Rajasthan Trust Vote: Ashok Gehlot Slams BJP Leaders for Trying to Topple Congress-led State Govt.

Responding with a scathing counter-attack to the charges levelled against his government by BJP leaders, Rajasthan Chief Minister Ashok Gehlot on Friday said he will not let his government fall at any cost.

esponding with a scathing counter-attack to the charges levelled against his government by BJP leaders, Rajasthan Chief Minister Ashok Gehlot on Friday said he will not let his government fall at any cost.

“Try hard as your leaders may, I will not, at any cost, let this government fall. You [BJP are flustered] that we have resolved our differences and are standing united today. Your dreams of toppling this government, I’ll never allow to be realised,” Gehlot said in the Assembly during the debate on the trust motion, which the Congress won by a huge margin through voice vote.

Gehlot accused the BJP of trying to replicate what it allegedly did in Madhya Pradesh.

“But at what cost? You [BJP] toppled the government in Madhya Pradesh. And in the middle of the outbreak of the pandemic, the new chief minister took oath. People were taking out political rallies. And coronavirus, as expected, went out of the state’s control. The BJP wanted to do something similar in Rajasthan,” he claimed.

Echoing statements made by Sachin Pilot in the Assembly earlier in the day, Gehlot told BJP leaders that they should not interfere in the affairs of another party.

“I’m 69 years old. I have been doing politics for the last 50 years. I have been a Union Cabinet minister thrice, I have been PCC chief thrice, three times I have served as the general secretary of the AICC. And it is for the third time that I have become chief minister of the state. And I am worried today. And not just I, many of you must also be worried,” Gehlot said about the state of democracy in the country.

The statement made by Kailash Meghwal [the MLA, senior BJP leader and former Speaker of Rajasthan Legislative Assembly had on Thursday termed the alleged attempts to topple Rajasthan government as unfortunate] was welcomed by everybody. Attempts were made to topple Bhairon Singh Shekhawat’s government when he was away in the US to seek treatment. I [as PCC chief] went to the President and told him I will not be a party to this,” Gehlot said recounting an incident during the tenure of BJP leader and the then Chief Minister Bhairon Singh Shekhawat.

“I was the person, when Bhairon Singh Shekhawat’s BJP was reduced to 32, and I had brought up Congress to 156, went first to Shekhawatji’s house to seek his blessings. My entire cabinet was with me. I told him three things,” said Gehlot. “You should take rest, your security cover will not be reduced and if ever, since you already have health issues, you feel any unease, let me know, I’ll ensure you get the best of medical treatment. We used to sit and chat with each other over tea. Such were the relations between leaders of ideologically opposed parties in Rajasthan once.”

Gehlot also commented on the controversy after Rajasthan Governor Kalraj Mishra refused to grant permission to convene the Assembly after the state cabinet forwarded him such a proposal.

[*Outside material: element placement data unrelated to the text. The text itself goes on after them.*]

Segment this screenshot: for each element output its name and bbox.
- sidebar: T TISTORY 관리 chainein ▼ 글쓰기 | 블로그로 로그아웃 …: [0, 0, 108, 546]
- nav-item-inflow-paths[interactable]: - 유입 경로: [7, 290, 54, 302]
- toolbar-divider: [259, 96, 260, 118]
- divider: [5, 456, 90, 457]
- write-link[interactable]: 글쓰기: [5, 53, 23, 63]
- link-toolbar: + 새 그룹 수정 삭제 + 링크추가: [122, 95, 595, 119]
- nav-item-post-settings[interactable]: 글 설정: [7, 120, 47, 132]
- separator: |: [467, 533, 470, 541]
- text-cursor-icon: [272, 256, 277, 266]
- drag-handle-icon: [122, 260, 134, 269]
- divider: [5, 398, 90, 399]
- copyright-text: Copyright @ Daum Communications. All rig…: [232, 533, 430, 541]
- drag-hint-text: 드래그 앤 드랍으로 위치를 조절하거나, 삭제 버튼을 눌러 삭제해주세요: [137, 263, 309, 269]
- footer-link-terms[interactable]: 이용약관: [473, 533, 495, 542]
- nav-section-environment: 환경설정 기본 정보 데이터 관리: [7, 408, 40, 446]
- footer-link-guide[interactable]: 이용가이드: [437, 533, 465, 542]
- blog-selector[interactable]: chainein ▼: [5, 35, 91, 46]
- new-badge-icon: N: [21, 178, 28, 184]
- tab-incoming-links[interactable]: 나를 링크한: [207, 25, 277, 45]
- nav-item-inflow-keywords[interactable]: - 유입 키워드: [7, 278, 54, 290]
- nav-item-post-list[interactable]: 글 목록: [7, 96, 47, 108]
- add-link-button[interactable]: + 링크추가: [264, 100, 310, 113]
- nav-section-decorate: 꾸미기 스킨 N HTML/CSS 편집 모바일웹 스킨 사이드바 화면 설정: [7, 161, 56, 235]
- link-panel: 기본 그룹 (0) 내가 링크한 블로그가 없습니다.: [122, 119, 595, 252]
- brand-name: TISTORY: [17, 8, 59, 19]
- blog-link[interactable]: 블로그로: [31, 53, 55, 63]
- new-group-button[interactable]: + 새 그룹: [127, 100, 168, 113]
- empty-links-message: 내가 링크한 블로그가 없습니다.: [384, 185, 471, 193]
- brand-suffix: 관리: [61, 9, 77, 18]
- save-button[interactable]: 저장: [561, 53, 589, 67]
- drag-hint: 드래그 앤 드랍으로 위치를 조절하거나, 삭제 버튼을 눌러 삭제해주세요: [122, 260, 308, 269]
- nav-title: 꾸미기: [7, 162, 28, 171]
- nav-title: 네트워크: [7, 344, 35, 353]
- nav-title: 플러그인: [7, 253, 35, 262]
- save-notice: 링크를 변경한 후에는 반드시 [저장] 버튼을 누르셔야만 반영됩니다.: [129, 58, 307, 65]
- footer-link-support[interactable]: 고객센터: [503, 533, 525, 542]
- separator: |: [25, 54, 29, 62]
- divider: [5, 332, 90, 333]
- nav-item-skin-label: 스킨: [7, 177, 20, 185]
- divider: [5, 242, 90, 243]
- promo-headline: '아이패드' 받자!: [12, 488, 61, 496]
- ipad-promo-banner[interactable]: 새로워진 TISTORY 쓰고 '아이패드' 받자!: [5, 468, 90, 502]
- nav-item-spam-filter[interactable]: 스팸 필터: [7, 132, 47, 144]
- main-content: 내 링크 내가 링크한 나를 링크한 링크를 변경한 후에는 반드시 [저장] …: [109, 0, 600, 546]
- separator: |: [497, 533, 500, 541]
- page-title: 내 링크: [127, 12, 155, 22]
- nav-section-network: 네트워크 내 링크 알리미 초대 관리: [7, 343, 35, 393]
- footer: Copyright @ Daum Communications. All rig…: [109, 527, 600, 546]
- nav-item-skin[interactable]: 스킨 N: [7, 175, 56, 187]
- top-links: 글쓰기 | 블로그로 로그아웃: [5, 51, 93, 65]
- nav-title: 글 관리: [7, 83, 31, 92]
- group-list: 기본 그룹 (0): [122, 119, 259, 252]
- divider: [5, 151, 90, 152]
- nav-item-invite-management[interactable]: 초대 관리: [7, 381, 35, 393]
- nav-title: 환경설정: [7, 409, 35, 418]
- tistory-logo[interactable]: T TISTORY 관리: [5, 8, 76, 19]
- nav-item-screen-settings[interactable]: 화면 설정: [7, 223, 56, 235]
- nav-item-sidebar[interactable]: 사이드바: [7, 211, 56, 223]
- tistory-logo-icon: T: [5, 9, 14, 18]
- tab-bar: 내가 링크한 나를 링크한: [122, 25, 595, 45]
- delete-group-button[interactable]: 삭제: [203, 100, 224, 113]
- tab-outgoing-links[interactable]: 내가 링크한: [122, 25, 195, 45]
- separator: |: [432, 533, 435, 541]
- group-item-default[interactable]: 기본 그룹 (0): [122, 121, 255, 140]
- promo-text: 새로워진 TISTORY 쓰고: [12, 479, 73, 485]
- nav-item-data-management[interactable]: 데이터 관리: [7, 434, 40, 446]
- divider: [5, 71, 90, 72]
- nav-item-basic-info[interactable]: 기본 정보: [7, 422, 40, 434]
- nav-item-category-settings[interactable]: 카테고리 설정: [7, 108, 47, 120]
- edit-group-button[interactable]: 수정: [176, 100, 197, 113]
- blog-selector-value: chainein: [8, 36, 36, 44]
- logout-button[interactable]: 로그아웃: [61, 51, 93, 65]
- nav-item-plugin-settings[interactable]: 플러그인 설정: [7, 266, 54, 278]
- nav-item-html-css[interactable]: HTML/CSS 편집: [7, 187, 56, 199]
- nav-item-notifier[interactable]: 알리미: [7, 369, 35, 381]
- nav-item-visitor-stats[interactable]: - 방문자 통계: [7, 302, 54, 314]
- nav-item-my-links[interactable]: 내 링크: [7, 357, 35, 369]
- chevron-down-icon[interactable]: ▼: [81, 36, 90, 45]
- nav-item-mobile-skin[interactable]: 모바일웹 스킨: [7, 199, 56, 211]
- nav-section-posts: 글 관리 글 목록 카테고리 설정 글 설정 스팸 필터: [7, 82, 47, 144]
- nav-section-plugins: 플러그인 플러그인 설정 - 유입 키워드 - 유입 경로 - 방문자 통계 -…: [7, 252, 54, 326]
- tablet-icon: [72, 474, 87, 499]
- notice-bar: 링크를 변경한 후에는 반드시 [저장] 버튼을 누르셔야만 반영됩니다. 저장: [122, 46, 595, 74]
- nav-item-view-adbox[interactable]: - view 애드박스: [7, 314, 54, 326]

“When a state cabinet wishes to have an Assembly session, all that is required is a simple cabinet approval. The approval in a file goes to the Governor’s office and comes out with his approval. The Governor has no other right,” said Gehlot. “But what the Governor did in our case, whether it was due to the pressure exerted by your party on him, he, who commanded respect across party lines, did not do the right thing. Hundreds of editorials were written against him, why?”

Gehlot also castigated BJP leaders for making adverse comments on the fight of the state government against coronavirus.

“I’m particularly disappointed over the comments made by you on the subject of our fight against the novel coronavirus. You should have at least listened to the Prime Minister who himself praised Rajasthan’s work in this field. We did not go around promoting our ‘Bhilwara model’, it gained national recognition on its own,” said Gehlot.